3. Aussi, comme dit l’apôtre Jacques : « Que tout homme soit prompt à écouter, mais lent à prendre la parole[6] ». Un autre homme de Dieu dit aussi : « Vous ferez retentir à mon oreille la joie et l’allégresse, et mes os brisés tressailliront[7] ». Voilà bien ce que j’ai dit : quand on n’a qu’à écouter la vérité, on garde l’humilité. Un autre dit encore : « L’ami de l’époux se tient debout et l’écoute, et il est rempli de joie à cause de la voix de l’Époux[8] ». Écoutons donc avec empressement la vérité qui nous parle intérieurement sans aucun bruit de parole. Elle se fait aussi entendre extérieurement par les lectures, les conférences, les prédications, les discussions, les préceptes, les consolations, les exhortations, même par les cantiques et les psaumes. Mais que ceux qui remplissent ces différents ministères craignent bien de salir leurs pieds, ce qui leur arrivera s’ils cherchent à plaire aux hommes et à s’attirer leurs louanges. Au reste, celui qui les entend avec plaisir et piété, n’a pas lieu de s’enorgueillir des travaux d’autrui, et ses os n’étant pas enflés d’orgueil, mais au contraire plongés dans l’humiliation, il éprouve une grande joie d’entendre la voix du Seigneur qui est la vérité.
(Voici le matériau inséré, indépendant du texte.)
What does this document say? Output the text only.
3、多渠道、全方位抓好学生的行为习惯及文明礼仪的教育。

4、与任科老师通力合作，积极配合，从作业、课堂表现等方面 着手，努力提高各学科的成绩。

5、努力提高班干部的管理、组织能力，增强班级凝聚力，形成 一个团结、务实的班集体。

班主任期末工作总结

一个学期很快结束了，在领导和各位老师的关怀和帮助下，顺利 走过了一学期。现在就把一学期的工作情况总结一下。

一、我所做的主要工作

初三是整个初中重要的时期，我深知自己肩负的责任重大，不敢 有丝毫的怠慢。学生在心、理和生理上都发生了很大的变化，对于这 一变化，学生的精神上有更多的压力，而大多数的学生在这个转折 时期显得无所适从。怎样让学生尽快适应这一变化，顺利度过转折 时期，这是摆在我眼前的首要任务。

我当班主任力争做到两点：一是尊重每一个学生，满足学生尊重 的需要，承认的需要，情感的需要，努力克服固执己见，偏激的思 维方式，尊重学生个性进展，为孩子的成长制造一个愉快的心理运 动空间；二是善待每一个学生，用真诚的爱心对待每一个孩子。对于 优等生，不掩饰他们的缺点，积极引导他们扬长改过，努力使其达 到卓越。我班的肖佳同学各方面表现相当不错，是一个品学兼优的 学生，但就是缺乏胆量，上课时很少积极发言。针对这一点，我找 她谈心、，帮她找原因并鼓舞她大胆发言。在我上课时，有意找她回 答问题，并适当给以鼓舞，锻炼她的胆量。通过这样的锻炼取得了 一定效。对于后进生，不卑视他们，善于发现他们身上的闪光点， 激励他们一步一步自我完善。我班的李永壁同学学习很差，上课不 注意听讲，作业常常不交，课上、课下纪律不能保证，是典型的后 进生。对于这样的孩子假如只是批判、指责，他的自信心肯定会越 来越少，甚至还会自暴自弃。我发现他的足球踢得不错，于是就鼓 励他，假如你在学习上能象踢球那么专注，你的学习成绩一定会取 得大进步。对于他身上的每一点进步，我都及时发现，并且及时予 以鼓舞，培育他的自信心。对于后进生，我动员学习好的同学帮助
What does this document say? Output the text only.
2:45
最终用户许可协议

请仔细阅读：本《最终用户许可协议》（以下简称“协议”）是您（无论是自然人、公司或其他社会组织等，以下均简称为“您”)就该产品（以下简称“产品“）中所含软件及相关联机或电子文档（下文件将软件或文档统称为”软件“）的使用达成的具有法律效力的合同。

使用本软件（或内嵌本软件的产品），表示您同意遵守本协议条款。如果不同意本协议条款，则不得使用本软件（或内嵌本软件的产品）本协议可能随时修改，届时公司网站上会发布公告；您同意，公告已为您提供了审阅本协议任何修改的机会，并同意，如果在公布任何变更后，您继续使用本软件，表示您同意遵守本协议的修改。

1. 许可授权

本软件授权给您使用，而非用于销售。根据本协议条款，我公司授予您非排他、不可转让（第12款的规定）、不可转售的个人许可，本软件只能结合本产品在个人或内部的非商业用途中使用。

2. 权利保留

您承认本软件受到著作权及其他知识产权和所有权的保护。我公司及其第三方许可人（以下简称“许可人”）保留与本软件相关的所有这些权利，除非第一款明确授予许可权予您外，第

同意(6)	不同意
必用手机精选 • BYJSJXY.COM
C’est pourquoi ceux qui savent écouter avec plaisir et en toute humilité, et qui mènent une vie tranquille dans cette étude si douce et si salutaire, l’Église se réjouit en eux et dit : « Je dors et mon cœur veille ». Que veut dire : « Je dors et mon cœur veille », sinon : Je suis en repos pour mieux écouter ? mon repos n’est point employé à nourrir ma paresse, mais à recevoir les leçons de la sagesse. « Je dors et mon cœur veille ». Je suis en repos et je reconnais que vous êtes le Seigneur[9], parce que « la sagesse viendra au docteur de la loi au temps du repos, et celui qui s’agite peu acquerra la sagesse[10] ». « Je dors et mon cœur veille ». Je me tiens en repos du côté des affaires humaines, et mon âme s’applique à l’amour des choses divines.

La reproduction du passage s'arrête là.